TENTATIVE D’HARMONISATION DES RÈGLES

  • Conditions applicables à la demande
    Les conditions de mise en œuvre (délais d’information de l’employeur par le salarié sur la date de prise du congé, sa durée, son renouvellement, la durée du préavis en cas de retour anticipé…), lorsqu’elles existent, doivent en général être négociées.

Attention aux accords fixant des modalités plus contraignantes, tels des délais d’information plus longs par exemple !

À défaut, elles sont fixées par un décret qui prévoit que le salarié doit informer son employeur de ses dates de départ ou d’éventuelles modifications par tout moyen, permettant de conférer une date certaine.

À SAVOIR
L’écrit n’étant plus obligatoire, l’obligation d’information devrait donc être, dans l’avenir, moins formelle et uniformisée, quel que soit le congé.
  • Conditions applicables à la décision de l’employeur
    La possibilité, pour l’employeur, d’accorder, refuser ou reporter un congé est une disposition d’ordre public.
    Certains congés ne peuvent être refusés (congés pour événements familiaux, ou congé de solidarité familiale par exemple).
    Le refus de l’employeur (ou le report selon les cas) est notifié par tout moyen conférant une date certaine au salarié.
  • Contestation du refus devant le CPH
    En cas de différend, le refus de l’employeur peut être directement porté devant le conseil de prud’hommes statuant en la forme des référés, en dernier ressort.

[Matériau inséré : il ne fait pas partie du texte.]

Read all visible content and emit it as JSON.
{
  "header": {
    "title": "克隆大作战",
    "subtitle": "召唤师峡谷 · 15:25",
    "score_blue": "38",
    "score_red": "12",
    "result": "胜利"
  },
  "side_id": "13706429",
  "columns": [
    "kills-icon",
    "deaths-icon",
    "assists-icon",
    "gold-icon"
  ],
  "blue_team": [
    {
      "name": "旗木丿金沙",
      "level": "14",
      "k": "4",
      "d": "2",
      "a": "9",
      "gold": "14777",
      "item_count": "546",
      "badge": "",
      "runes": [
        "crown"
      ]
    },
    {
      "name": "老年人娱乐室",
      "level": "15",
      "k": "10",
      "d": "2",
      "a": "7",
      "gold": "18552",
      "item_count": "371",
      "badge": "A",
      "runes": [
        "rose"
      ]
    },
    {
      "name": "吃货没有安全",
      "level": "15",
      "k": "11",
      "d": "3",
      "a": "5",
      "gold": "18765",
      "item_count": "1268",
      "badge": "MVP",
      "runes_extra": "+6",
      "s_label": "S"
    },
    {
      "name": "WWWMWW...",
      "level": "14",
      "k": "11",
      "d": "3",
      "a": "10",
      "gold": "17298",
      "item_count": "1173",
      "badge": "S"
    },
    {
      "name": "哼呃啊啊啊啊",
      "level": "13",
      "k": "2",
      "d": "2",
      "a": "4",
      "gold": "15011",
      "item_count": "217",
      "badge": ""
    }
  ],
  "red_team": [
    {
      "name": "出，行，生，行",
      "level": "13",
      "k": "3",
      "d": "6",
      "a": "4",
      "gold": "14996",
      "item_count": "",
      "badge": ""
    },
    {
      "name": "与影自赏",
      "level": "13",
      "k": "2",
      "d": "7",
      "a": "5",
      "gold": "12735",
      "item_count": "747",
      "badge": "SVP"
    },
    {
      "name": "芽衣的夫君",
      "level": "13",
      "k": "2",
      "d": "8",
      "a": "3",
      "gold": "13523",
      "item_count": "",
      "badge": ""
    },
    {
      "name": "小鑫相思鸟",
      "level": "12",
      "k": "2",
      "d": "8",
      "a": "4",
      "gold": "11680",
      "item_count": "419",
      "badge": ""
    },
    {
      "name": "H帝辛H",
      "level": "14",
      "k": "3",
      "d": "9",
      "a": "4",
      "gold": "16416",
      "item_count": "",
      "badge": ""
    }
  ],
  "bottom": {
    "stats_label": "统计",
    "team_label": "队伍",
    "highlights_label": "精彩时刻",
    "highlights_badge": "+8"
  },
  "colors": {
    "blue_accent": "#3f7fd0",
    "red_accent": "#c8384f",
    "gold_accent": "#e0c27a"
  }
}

IMPORTANT : Les décisions du CPH ne pourront être contestées que devant la Cour de cassation.

QUELQUES NOUVEAUTÉS APPLICABLES

Le législateur a apporté quelques améliorations au droit existant.

OBSERVATION
De nombreuses modalités pratiques pourront désormais être négociées, mais certaines resteront du domaine de l’ordre public. Chaque congé conservant ses règles propres, il va être très difficile de s’y retrouver !
  • Congés pour événements familiaux
    Les droits à congés en cas de décès ont été augmentés :
    • de deux à cinq jours pour le décès d’un enfant ;
    • trois jours au lieu de deux, s’agissant du décès du conjoint ou du partenaire de PACS et désormais, du concubin ;
    • trois jours au lieu d’un, lors du décès du père, de la mère, du beau-père, de la belle-mère, d’un frère ou d’une sœur.
      Un nouvel événement ouvre droit à un congé de deux jours :
    • l’annonce de la survenance d’un handicap chez un enfant.
  • Congé de solidarité familiale
    Parmi les nouveautés, on peut relever que dans tous les cas, qu’il y ait ou non un accord collectif, le salarié a droit à un entretien professionnel, avant et après le congé (art. L 3142-11 nouveau du code du travail).
  • Congé de proche aidant
    La condition d’ancienneté pour obtenir un congé de proche aidant passe de deux à un an (art. L 3142-16 du code du travail). Étant inscrite dans une disposition d’ordre public, aucune dérogation à cette condition ne peut être envisagée par accord.
    Le congé de proche aidant
    remplace le congé de soutien familial
    depuis décembre 2015.
  • Congé sabbatique
    • Parmi les conditions exigées pour obtenir un congé sabbatique, une distinction est faite entre l’ancienneté dans l’entreprise qui peut être négociée (donc à la baisse ou à la hausse) et les 6 années d’expérience professionnelle exigées qui demeurent dans l’ordre public.
    • la possibilité de différer le départ en congé de neuf mois ou de refuser un départ en congé si l’employeur l’estime préjudiciable à l’entreprise est réservée aux entreprises de moins de 300 salariés et plus seulement à celles de moins de 200 (art. L 3142-29 nouveau du code du travail). Même règle s’agissant du congé ou temps partiel pour création d’entreprise (art. L 3142-113 nouveau du code du travail).
  • Congé pour acquisition de la nationalité
    Ce congé dont la durée peut être fixée conventionnellement est désormais offert au salarié afin de lui permettre d’assister à la cérémonie d’accueil dans la citoyenneté française de son conjoint (art. L 3142-75 nouveau du code du travail).